Ed is known for his inability to say no to someone in need of repairs. It may be a single mother with a failed heating system, the coffee machine at Close to Home Espresso where he meets with a regular group most mornings, or the brakes on his daughter-in-law’s Beetle.

When his son, Sky, was in middle school Ed worked with Richard Miller, Sky’s science teacher, building, launching and predicting the flight pattern of helium weather balloons with cameras and tracking devices. Ed’s living room was covered with equipment for five years. The two also established a nonprofit to bring more science activities to local schools.

“Ed is a Renaissance man. If I were going to go across country and I wanted someone that could help me out of any jam, it would be him,” Miller said. “I’d take him over some of the Ph.D.s I have been around. No guile, no ego, no drama. He has a heart of gold.”

A few years ago, Ed bought a 1974 VW camper van. He rebuilt it with solar panels to power his cooler and lights. On their last road trip to Oklahoma, investigating Dana’s midwestern family roots, Ed didn’t have the tools he needed when the car broke down. They were towed to a local garage where, he said, “I was able to teach the young mechanic a few things and the mechanic let me use his tools.”

Recently he returned to sewing. He designed and constructed his own lightweight backpacking gear, customized to accommodate his equipment. He thinks it may turn into a quasi-retirement business. And he’s been making masks of his own design, using a fabric he says has better than N95’s filtering capacity.

Aside from a few years in the for-profit construction business — a time he described as miserable — Ed spent his working career at the YMCA. He spent four years at the Tacoma branch before returning to Camp Seymour, where he was the property manager for 13 years. He was part of its transformation from a camp with 12 cabins with cold water to an environmentally focused state-of-the-art destination.

In late 2019, Ed was promoted to facilities director for the entire Pierce-Kitsap County YMCA. Four months later COVID-19 reared its head. Programs and buildings closed for six months.

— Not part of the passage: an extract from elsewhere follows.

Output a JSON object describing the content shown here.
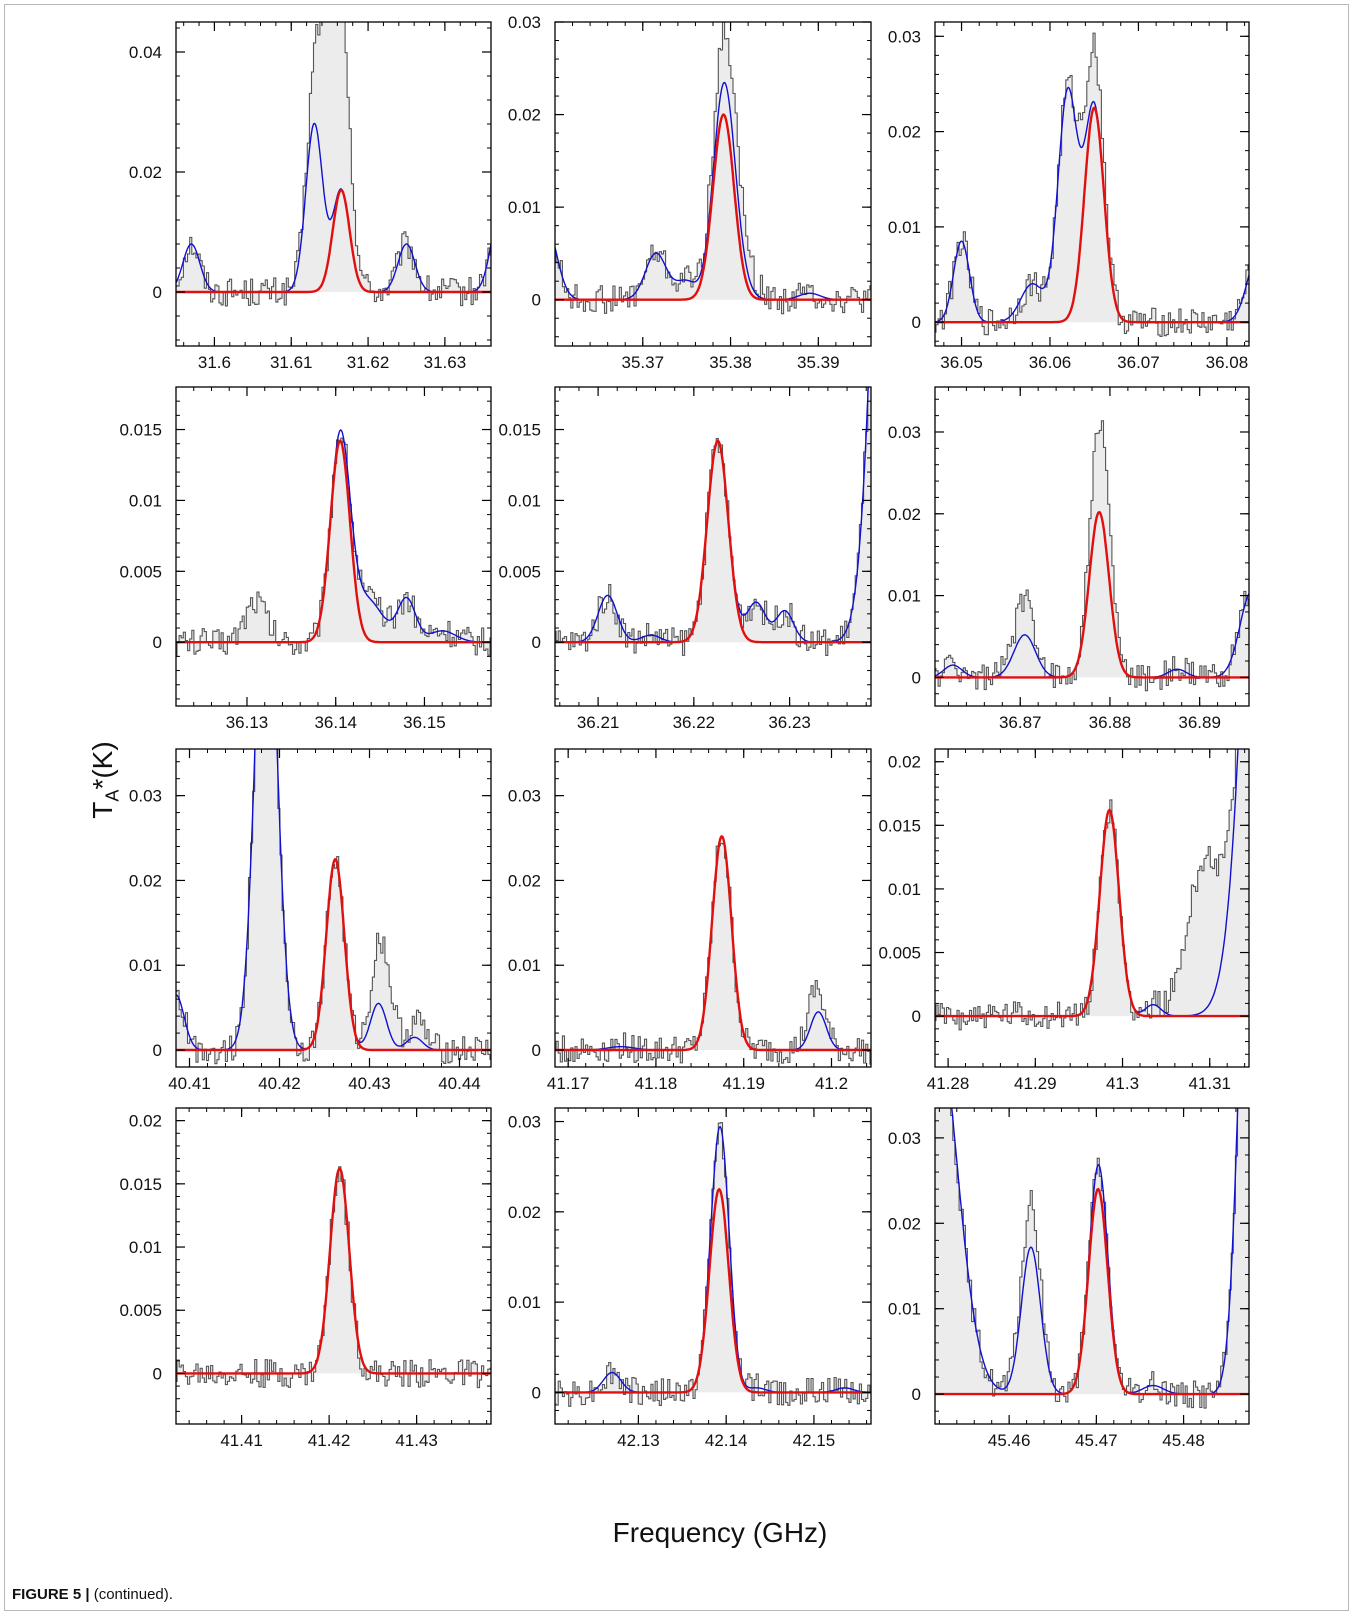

YMCA President and CEO Charlie Davis said that Ed has been a lifeline. “He has literally saved the Y millions of dollars repairing and solving very complex problems, but even more than the repair itself is his keen ability to see the problem before it reaches a critical stage. He is so gifted, and what he may not know, he studies and soon discovers. Even now, we are operating with a very small team of loyal staff. Ed travels from Sumner to Silverdale on a daily basis to help solve problems. I cannot imagine our Y without him. He literally is keeping us afloat,” he said.

Ed said he’s been thinking a lot about biases lately.

When acquaintances complain that current lumber or fuel prices are due to the current administration, he shakes his head. “I learned a lot about the supply chain during the pandemic. It is way more complicated.

“I have learned there are multiple ways to fix things and there are multiple ways to run things in life,” he said. “We need to be more accepting of all. We all bleed blood, it’s all red. If you look at the history of wars it is because people get all riled up about their thoughts being right.”